Interesting piece here reviewing the way some modern machine learning systems are unfathomable. This is because they learn how to do what they do, rather than being set up with a program, so there is no reassuring algorithm – no set of instructions that tells us how they work. In fact they way they make their decisions may be impossible to grasp properly even if we know all the details because it just exceeds in brute complexity what we can ever get our minds around.
This is not really new. Neural nets that learn for themselves have always been a bit inscrutable. One problem with this is brittleness: when the system fails it may not fail in ways that are safe and manageable, but disastrously. This old problem is becoming more important mainly because new approaches to deep machine learning are doing so well; all of a sudden we seem to be getting a rush of new systems that really work effectively at quite complex real world tasks. The problems are no longer academic.
Brittle behaviour may come about when the system learns its task from a limited data set. It does not understand the data and is simply good at picking out correlations, so sometimes it may pick out features of the original data set that work well within that set, and perhaps even work well on quite a lot of new real world data, but don’t really capture what’s important. The program is meant to check whether a station platform is dangerously full of people, for example; in the set of pictures provided it finds that all it needs to do is examine the white platform area and check how dark it is. The more people there are, the darker it looks. This turns out to work quite well in real life, too. Then summer comes and people start wearing light coloured clothes…
There are ways to cope with this. We could build in various safeguards. We could make sure we use big and realistic datasets for training or perhaps allow learning to continue in real world contexts. Or we could just decide never to use a system that doesn’t have an algorithm we can examine; but there would be a price to pay in terms of efficiency for that; it might even be that we would have to give up on certain things that can only be effectively automated with relatively sophisticated deep learning methods. We’re told that the EU contemplates a law embodying a right to explanations of how software works. To philosophers I think this must sound like a marvellous new gravy train, as there will obviously be a need to adjudicate what counts as an adequate explanation, a notoriously problematic issue. (I am available as a witness in any litigation for reasonable hourly fees.)
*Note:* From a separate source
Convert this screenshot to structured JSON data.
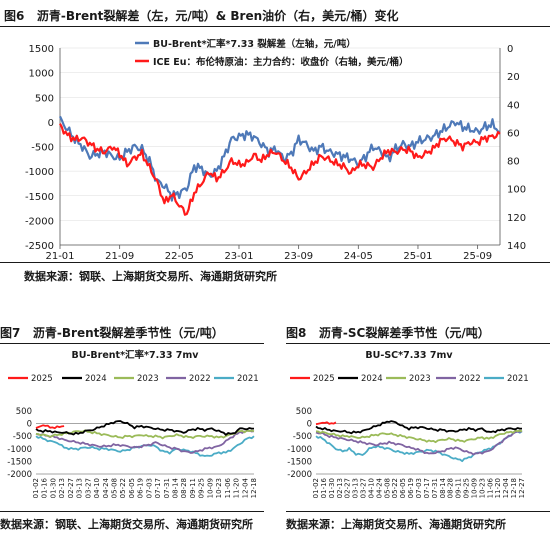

The article points out that the incomprehensibility of neural network-based systems is in some ways really quite like the incomprehensibility of the good old human brain. Why wouldn’t it be? After all, neural nets were based on the brain. Now it’s true that even in the beginning they were very rough approximations of real neurology and in practical modern systems the neural qualities of neural nets are little more than a polite fiction. Still, perhaps there are properties shared by all learning systems?
One reason deep learning may run into problems is the difficulty AI always has in dealing with relevance. The ability to spot relevance no doubt helps the human brain check whether it is learning about the right kind of thing, but it has always been difficult to work out quite how our brains do it, and this might mean an essential element is missing from AI approaches.
It is tempting, though, to think that this is in part another manifestation of the fact that AI systems get trained on limited data sets. Maybe the radical answer is to stop feeding them tailored data sets and let our robots live in the real world; in other words, if we want reliable deep learning perhaps our robots have to roam free and replicate the wider human experience of the world at large? To date the project of creating human-style cognition has been in some sense motivated by mere curiosity (and yes, by the feeling that it would be pretty cool to have a robot pal) ; are we seeing here the outline of an argument that human-style AGI might actually be the answer to genuine engineering problems?
What about those explanations? Instead of retaining philosophers and lawyers to argue the case, could we think about building in a new module to our systems, one that keeps overall track of the AI and can report the broad currents of activity within it? It wouldn’t be perfect but it might give us broad clues as to why the system was making the decisions it was, and even allow us to delicately feed in some guidance. Doesn’t such a module start to sound like, well, consciousness? Could it be that we are beginning to see the outline of the rationales behind some of God’s design choices?